Have you ever read so many books by a writer that you recognize the style immediately. Dr. Seuss, for instance, had a specific style.

In The Cat in the Hat, the mood was fun, happy, playful. The word choice evoked lighthearted zeal.
"They are tame. Oh so tame!
They have come here to play.
They will give you some fun
On this wet, wet, wet day."
Bill Martin Jr. could not read as a child. He called his writing style “jazzy” and wrote “to a melody,” meaning that his words had a particular rhythm. Many of his books had a predictable text, such as Brown Bear, Brown Bear What Do You See? and Chicka Chicka Boom Boom.
Writing style is the way an author chooses to write to the audience. It reveals the writer’s word choice, sentence structure, and tone, all of which varies with every writer. Style is the WAY a piece is written as opposed to WHAT is written.

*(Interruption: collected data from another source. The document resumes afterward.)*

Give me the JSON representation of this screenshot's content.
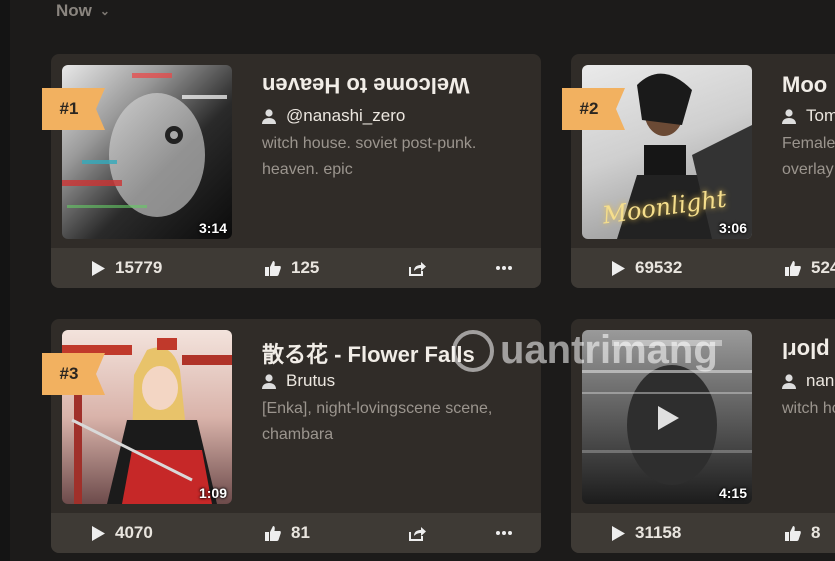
{
  "sort": {
    "label": "Now"
  },
  "cards": [
    {
      "rank": "#1",
      "title": "Welcome to Heaven",
      "author": "@nanashi_zero",
      "description": "witch house. soviet post-punk. heaven. epic",
      "duration": "3:14",
      "plays": "15779",
      "likes": "125"
    },
    {
      "rank": "#2",
      "title": "Moo",
      "author": "Tom",
      "description": "Female\noverlay",
      "duration": "3:06",
      "thumb_text": "Moonlight",
      "plays": "69532",
      "likes": "524"
    },
    {
      "rank": "#3",
      "title": "散る花 - Flower Falls",
      "author": "Brutus",
      "description": "[Enka], night-lovingscene scene, chambara",
      "duration": "1:09",
      "plays": "4070",
      "likes": "81"
    },
    {
      "title": "plorl",
      "author": "nan",
      "description": "witch ho",
      "duration": "4:15",
      "plays": "31158",
      "likes": "8"
    }
  ],
  "watermark": {
    "text": "uantrimang"
  },
  "colors": {
    "background": "#1c1b1a",
    "card": "#302c28",
    "stat_bar": "#3e3a35",
    "rank_badge": "#f2b160"
  }
}
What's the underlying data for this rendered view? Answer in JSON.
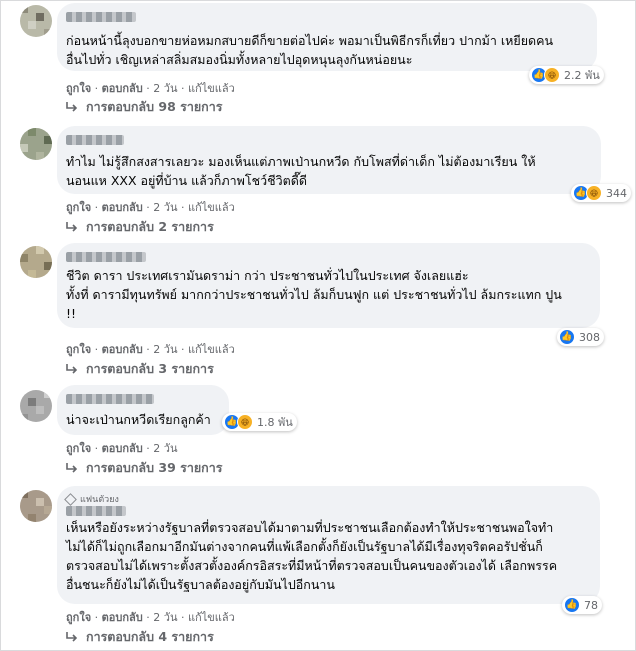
{
  "comments": [
    {
      "text_lines": [
        "ก่อนหน้านี้ลุงบอกขายห่อหมกสบายดีก็ขายต่อไปค่ะ พอมาเป็นพิธีกรก็เที่ยว ปากม้า เหยียดคน",
        "อื่นไปทั่ว เชิญเหล่าสลิ่มสมองนิ่มทั้งหลายไปอุดหนุนลุงกันหน่อยนะ"
      ],
      "reaction_icons": [
        "like-icon",
        "haha-icon"
      ],
      "reaction_count": "2.2 พัน",
      "actions": {
        "like": "ถูกใจ",
        "reply": "ตอบกลับ",
        "time": "2 วัน",
        "edited": "แก้ไขแล้ว"
      },
      "replies_label": "การตอบกลับ 98 รายการ"
    },
    {
      "text_lines": [
        "ทำไม ไม่รู้สึกสงสารเลยวะ มองเห็นแต่ภาพเป่านกหวีด กับโพสที่ด่าเด็ก ไม่ต้องมาเรียน ให้",
        "นอนแห XXX อยู่ที่บ้าน แล้วก็ภาพโชว์ชีวิตดี๊ดี"
      ],
      "reaction_icons": [
        "like-icon",
        "haha-icon"
      ],
      "reaction_count": "344",
      "actions": {
        "like": "ถูกใจ",
        "reply": "ตอบกลับ",
        "time": "2 วัน",
        "edited": "แก้ไขแล้ว"
      },
      "replies_label": "การตอบกลับ 2 รายการ"
    },
    {
      "text_lines": [
        "ชีวิต ดารา ประเทศเรามันดราม่า กว่า ประชาชนทั่วไปในประเทศ จังเลยแฮ่ะ",
        "ทั้งที่ ดารามีทุนทรัพย์ มากกว่าประชาชนทั่วไป ล้มก็บนฟูก แต่ ประชาชนทั่วไป ล้มกระแทก ปูน",
        "!!"
      ],
      "reaction_icons": [
        "like-icon"
      ],
      "reaction_count": "308",
      "actions": {
        "like": "ถูกใจ",
        "reply": "ตอบกลับ",
        "time": "2 วัน",
        "edited": "แก้ไขแล้ว"
      },
      "replies_label": "การตอบกลับ 3 รายการ"
    },
    {
      "text_lines": [
        "น่าจะเป่านกหวีดเรียกลูกค้า"
      ],
      "reaction_icons": [
        "like-icon",
        "haha-icon"
      ],
      "reaction_count": "1.8 พัน",
      "actions": {
        "like": "ถูกใจ",
        "reply": "ตอบกลับ",
        "time": "2 วัน",
        "edited": ""
      },
      "replies_label": "การตอบกลับ 39 รายการ"
    },
    {
      "fan_badge": "แฟนตัวยง",
      "text_lines": [
        "เห็นหรือยังระหว่างรัฐบาลที่ตรวจสอบได้มาตามที่ประชาชนเลือกต้องทำให้ประชาชนพอใจทำ",
        "ไม่ได้ก็ไม่ถูกเลือกมาอีกมันต่างจากคนที่แพ้เลือกตั้งก็ยังเป็นรัฐบาลได้มีเรื่องทุจริตคอรัปชั่นก็",
        "ตรวจสอบไม่ได้เพราะตั้งสวตั้งองค์กรอิสระที่มีหน้าที่ตรวจสอบเป็นคนของตัวเองได้ เลือกพรรค",
        "อื่นชนะก็ยังไม่ได้เป็นรัฐบาลต้องอยู่กับมันไปอีกนาน"
      ],
      "reaction_icons": [
        "like-icon"
      ],
      "reaction_count": "78",
      "actions": {
        "like": "ถูกใจ",
        "reply": "ตอบกลับ",
        "time": "2 วัน",
        "edited": "แก้ไขแล้ว"
      },
      "replies_label": "การตอบกลับ 4 รายการ"
    }
  ],
  "colors": {
    "bubble": "#f0f2f5",
    "meta": "#65676b",
    "like": "#1877f2",
    "haha": "#f7b125"
  }
}
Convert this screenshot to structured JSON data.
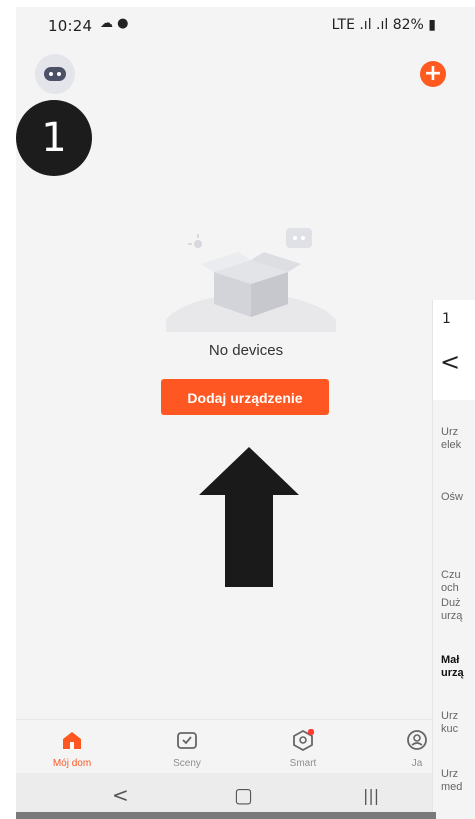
{
  "status_bar": {
    "time": "10:24",
    "left_icons": "☁ ●",
    "right_text": "LTE .ıl .ıl 82% ▮"
  },
  "header": {
    "avatar_icon": "robot-avatar-icon",
    "add_icon": "+"
  },
  "annotation": {
    "step_number": "1"
  },
  "empty_state": {
    "message": "No devices",
    "add_button_label": "Dodaj urządzenie"
  },
  "overlay_panel": {
    "time": "1",
    "back_icon": "<",
    "items": [
      "Urz",
      "elek",
      "Ośw",
      "Czu",
      "och",
      "Duż",
      "urzą",
      "Mał",
      "urzą",
      "Urz",
      "kuc",
      "Urz",
      "med"
    ]
  },
  "tabs": [
    {
      "label": "Mój dom",
      "icon": "home-icon",
      "active": true
    },
    {
      "label": "Sceny",
      "icon": "scenes-icon",
      "active": false
    },
    {
      "label": "Smart",
      "icon": "smart-icon",
      "active": false,
      "badge": true
    },
    {
      "label": "Ja",
      "icon": "profile-icon",
      "active": false
    }
  ],
  "nav_bar": {
    "back": "<",
    "home": "▢",
    "recents": "|||"
  },
  "colors": {
    "accent": "#ff5722",
    "background": "#f4f4f5",
    "badge": "#1c1c1c"
  }
}
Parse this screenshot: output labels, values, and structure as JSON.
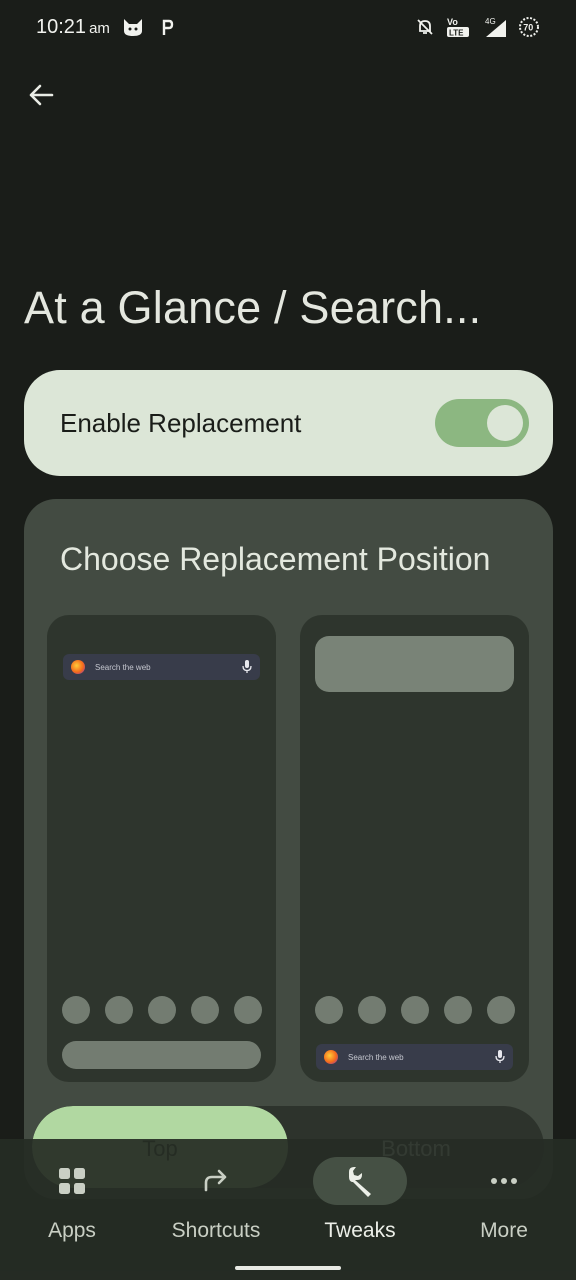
{
  "status": {
    "time": "10:21",
    "ampm": "am",
    "network": "4G",
    "volte": "Vo LTE",
    "battery": "70"
  },
  "header": {
    "back_icon": "arrow-left-icon",
    "title": "At a Glance / Search..."
  },
  "enable": {
    "label": "Enable Replacement",
    "enabled": true
  },
  "position": {
    "title": "Choose Replacement Position",
    "preview_search_text": "Search the web",
    "options": [
      "Top",
      "Bottom"
    ],
    "selected": "Top"
  },
  "nav": {
    "items": [
      {
        "label": "Apps",
        "icon": "grid-icon"
      },
      {
        "label": "Shortcuts",
        "icon": "shortcut-arrow-icon"
      },
      {
        "label": "Tweaks",
        "icon": "wrench-icon"
      },
      {
        "label": "More",
        "icon": "more-dots-icon"
      }
    ],
    "active": "Tweaks"
  },
  "colors": {
    "background": "#1a1d19",
    "enable_card": "#dce6d7",
    "toggle_on": "#8cb781",
    "position_card": "#434b42",
    "selected_segment": "#b1d8a1"
  }
}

When you will begin writing your book, consider the style. Will the text be condensed to a few words on each page or filled with imagery and details? Will it be told in a lyrical fashion, as Bill Martin Jr. and Dr. Seuss did, straightforward text as with many nonfiction books, or maybe with a touch of humor infused into a serious piece? Will it be told in first or third person?
As you write stories, your style will emerge. The way you use written language by creating dialog and constructing sentences and paragraphs, touches of humor, playfulness in word choice all contribute to your literary individuality—your writing style.
Call for Submissions for Young Writers:
Adroit Journal. A  literary magazine run entirely by high school and college students. Adroint publishes poetry, fiction, flash fiction, art/photography, and cross-genre works with separate submissions for "adults" and those "under the age of 21."
Call for Submissions for Adult Writers:
Young Rider is a bi-monthly magazine written for children and teens who own horses or who take lessons at riding schools. Pays $150 for features of 800 to 1,000 words.